Aim: Percutaneous transluminal angioplasty (PTA) is an established treatment for haemodialysis fistula stenosis. This study aimed to systematically review evidence for factors associated with patency after percutaneous transluminal angioplasty (PTA).

Background: The effects of patient comorbidity, demographic, biochemical and anatomical characteristics, with initial PTA success and post-intervention patency have not previously been summarised.

Methods: We searched databases to identify studies assessing patency after PTA in haemodialysis fistulae. Studies of immature or thrombosed fistulae or other dialysis access were excluded. Quality of studies was assessed using a modified validated checklist. Outcomes assessed were post-intervention primary and secondary patency, restenosis at 6 months, technical and clinical success, assisted primary patency and mean interval or frequency of endovascular interventions during follow up. Findings were summarized descriptively.

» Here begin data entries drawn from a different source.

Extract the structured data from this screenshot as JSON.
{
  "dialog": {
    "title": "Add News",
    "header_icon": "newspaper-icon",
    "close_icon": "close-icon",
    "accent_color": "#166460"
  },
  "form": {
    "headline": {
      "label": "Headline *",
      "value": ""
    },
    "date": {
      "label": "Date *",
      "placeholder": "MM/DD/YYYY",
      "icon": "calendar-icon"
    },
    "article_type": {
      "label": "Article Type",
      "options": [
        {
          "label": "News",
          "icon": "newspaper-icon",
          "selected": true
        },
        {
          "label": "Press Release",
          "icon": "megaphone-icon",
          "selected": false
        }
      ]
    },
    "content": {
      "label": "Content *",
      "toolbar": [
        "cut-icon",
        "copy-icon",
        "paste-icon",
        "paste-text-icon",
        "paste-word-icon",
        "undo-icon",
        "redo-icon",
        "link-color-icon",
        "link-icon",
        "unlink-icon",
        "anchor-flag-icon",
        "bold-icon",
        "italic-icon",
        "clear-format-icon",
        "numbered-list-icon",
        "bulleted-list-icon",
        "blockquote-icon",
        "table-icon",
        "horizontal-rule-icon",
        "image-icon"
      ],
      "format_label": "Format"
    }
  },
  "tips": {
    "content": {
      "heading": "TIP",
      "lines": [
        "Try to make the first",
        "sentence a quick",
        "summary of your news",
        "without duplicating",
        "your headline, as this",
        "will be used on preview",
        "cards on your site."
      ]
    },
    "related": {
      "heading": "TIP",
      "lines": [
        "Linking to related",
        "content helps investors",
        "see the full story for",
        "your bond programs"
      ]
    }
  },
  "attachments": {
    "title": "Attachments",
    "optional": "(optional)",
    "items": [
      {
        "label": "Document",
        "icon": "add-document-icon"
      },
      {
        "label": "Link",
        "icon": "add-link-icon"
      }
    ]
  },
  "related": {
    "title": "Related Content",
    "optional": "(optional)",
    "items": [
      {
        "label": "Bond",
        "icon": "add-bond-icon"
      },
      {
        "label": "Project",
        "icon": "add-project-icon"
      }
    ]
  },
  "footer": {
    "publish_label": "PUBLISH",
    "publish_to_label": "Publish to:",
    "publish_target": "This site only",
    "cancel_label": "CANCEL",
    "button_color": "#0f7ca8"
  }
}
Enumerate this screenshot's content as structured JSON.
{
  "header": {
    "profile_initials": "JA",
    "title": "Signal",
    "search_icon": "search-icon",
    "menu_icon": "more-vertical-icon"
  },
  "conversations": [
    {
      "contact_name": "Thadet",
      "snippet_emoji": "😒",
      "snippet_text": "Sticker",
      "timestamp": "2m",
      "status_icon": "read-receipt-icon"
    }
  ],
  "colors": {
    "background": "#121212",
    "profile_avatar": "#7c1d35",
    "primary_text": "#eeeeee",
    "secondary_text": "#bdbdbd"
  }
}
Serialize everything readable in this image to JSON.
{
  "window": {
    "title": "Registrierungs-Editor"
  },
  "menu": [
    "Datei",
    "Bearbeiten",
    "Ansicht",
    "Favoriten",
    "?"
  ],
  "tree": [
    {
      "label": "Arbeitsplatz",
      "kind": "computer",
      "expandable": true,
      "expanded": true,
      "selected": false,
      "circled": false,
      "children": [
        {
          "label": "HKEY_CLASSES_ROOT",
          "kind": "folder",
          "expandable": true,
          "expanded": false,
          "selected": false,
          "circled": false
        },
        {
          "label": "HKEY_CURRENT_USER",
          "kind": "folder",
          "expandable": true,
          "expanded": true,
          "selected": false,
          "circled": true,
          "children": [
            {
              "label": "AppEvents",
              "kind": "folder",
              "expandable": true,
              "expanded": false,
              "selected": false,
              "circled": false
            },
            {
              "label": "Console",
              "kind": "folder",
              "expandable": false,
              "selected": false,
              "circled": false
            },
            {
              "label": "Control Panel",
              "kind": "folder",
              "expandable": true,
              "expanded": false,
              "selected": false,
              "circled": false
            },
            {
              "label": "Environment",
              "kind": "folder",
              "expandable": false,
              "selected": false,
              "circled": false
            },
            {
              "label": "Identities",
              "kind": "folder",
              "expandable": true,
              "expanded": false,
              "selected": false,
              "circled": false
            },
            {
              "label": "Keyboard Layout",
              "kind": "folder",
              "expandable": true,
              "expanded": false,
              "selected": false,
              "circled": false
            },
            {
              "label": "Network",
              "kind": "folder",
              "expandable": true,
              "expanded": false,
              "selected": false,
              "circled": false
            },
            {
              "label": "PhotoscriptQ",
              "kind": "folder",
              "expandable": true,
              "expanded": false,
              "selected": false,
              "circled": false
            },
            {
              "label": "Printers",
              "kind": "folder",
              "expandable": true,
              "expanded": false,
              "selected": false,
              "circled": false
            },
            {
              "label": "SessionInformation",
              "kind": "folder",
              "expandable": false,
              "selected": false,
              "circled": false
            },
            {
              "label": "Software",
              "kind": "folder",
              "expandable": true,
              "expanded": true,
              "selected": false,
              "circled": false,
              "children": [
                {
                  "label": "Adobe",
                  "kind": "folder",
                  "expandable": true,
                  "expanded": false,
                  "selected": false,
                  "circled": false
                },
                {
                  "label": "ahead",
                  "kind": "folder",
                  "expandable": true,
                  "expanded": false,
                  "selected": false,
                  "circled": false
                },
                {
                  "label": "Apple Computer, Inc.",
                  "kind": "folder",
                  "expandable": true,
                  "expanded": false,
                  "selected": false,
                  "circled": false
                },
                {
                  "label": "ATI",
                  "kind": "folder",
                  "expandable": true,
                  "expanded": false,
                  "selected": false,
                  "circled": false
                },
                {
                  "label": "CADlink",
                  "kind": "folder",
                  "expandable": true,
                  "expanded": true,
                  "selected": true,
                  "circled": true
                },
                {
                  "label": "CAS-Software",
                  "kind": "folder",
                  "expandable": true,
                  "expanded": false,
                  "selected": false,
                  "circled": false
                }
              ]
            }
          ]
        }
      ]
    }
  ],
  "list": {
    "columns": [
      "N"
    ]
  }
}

Results: We included 12 single-centre studies of 1 120 participants with 1281 fistulae. Follow-up ranged from 3 days-10years. Shorter primary patency was seen with more recent fistulae (4 studies), longer stenosis length, upper arm fistulae (2 studies), small inflow artery diameter, arteriovenous anastomotic site and history of previous endovascular interventions (1 study each). Shorter secondary patency was seen with increased patient age (2 studies), and more recent fistulae (1 study). Early restenosis was associated with diabetes (3 studies), HbA1c, low-density lipoprotein, and asymmetric dimethylarginine (1 study each). Technical success was reduced for upper arm fistulae and high-grade stenoses (1 study), while clinical success of PTA was more likely in stenotic compared to thrombosed fistulae (1 study).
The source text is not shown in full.